For the first time, LGBT groups march proudly under their banners in the city’s St. Patrick’s Day parade.

Finally for LGBT New Yorkers, rainbows join shamrocks outside of a leprechaun’s den: The barriers to the city’s St. Patrick’s Day parade have at last been broken down for our community. After decades of a draconian, discriminatory “no gays!” policy, LGBT groups today don their loudest green garb and march down Fifth Avenue with roughly 200,000 other Irish revelers in the nation’s largest and longest-running parade of its kind.

This year, at least three LGBT groups will officially participate in the festivities, joined by Mayor Bill de Blasio as a marching partner. LGBT groups have been excluded from NYC’s St. Patty’s Day Parade—now in its 255th year—since its inception. However, in 2015, Out@NBCUniversal, a group of gay and lesbian employees, made history as the first LGBT alliance ever allowed to march—but only due to the caveat that NBC is an official parade sponsor. Other LGBT groups remained banned from joining the fun. Through no “luck of the Irish”—but rather years of tough advocacy work, protests and boycotts—the right to march was ultimately extended to other LGBT groups in this year’s celebration.

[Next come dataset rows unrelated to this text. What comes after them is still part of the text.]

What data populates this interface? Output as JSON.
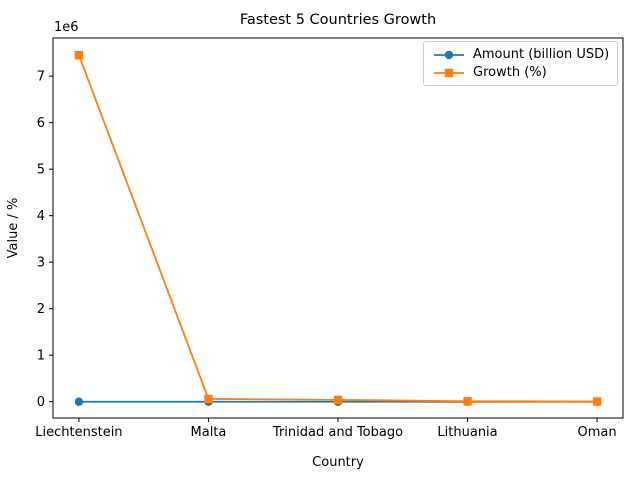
{
  "chart_data": {
    "type": "line",
    "title": "Fastest 5 Countries Growth",
    "xlabel": "Country",
    "ylabel": "Value / %",
    "categories": [
      "Liechtenstein",
      "Malta",
      "Trinidad and Tobago",
      "Lithuania",
      "Oman"
    ],
    "series": [
      {
        "name": "Amount (billion USD)",
        "color": "#1f77b4",
        "marker": "circle",
        "values": [
          0,
          0,
          0,
          0,
          0
        ]
      },
      {
        "name": "Growth (%)",
        "color": "#ff7f0e",
        "marker": "square",
        "values": [
          7450000,
          60000,
          40000,
          10000,
          5000
        ]
      }
    ],
    "ylim": [
      -350000,
      7820000
    ],
    "yticks": {
      "values": [
        0,
        1000000,
        2000000,
        3000000,
        4000000,
        5000000,
        6000000,
        7000000
      ],
      "labels": [
        "0",
        "1",
        "2",
        "3",
        "4",
        "5",
        "6",
        "7"
      ],
      "offset_label": "1e6"
    },
    "grid": false,
    "legend_position": "upper right",
    "spine_color": "#000000"
  }
}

Riding the tide of equality sweeping the country, LGBT equality advocates, allies, political supporters and progressive corporate sponsors made it known to parade organizers that they were tired of the, well, tired anti-LGBT marching restrictions. For the past two years, Mayor de Blasio refused to attend the St. Patrick’s Day Parade because of the LGBT ban, and in 2014, Heineken and Guinness retracted their sponsorships of the event for the same reason. And really, what’s a Big Apple St. Patty’s Day without Guinness and a gay old time?

“It’s a moment where some real healing is happening and some real progress has occurred,” de Blasio said Wednesday. “And having watched over this last quarter century with pain […] it’s amazing when people find a way to overcome divisions.”

The mayor marches twice in the parade, first with the NYPD and FDNY, then with the Lavender and Green Alliance and roughly 250 people under its banner, including openly gay City Council members Daniel Dromm and James Van Bramer. The Lavender and Green Alliance is an Irish LGBT group started by Brendan Fay in 1994 that produces Queens’ LGBT-inclusive St. Pat’s for All Parade. Joining them in the march is the group Irish Queers (IQ), an offshoot of the now-defunct Irish Gay and Lesbian Organization (ILGO) and one that organized various key demonstrations rallying for the extension of NYC’s parade participation to LGBT marchers.

In another first, the Irish TV channel is slated to broadcast the parade live in Ireland and the U.K., the Associated Press reported.

Former Sen. George Mitchell, who played a pivotal role in the Northern Ireland peace talks in the 1990s, serves as this year’s grand marshal.

The 2016 St. Patrick’s Day Parade also commemorates the 100th anniversary of the Easter Rising, when Irish nationalists launched a rebellion against the British and proclaimed Ireland an independent republic.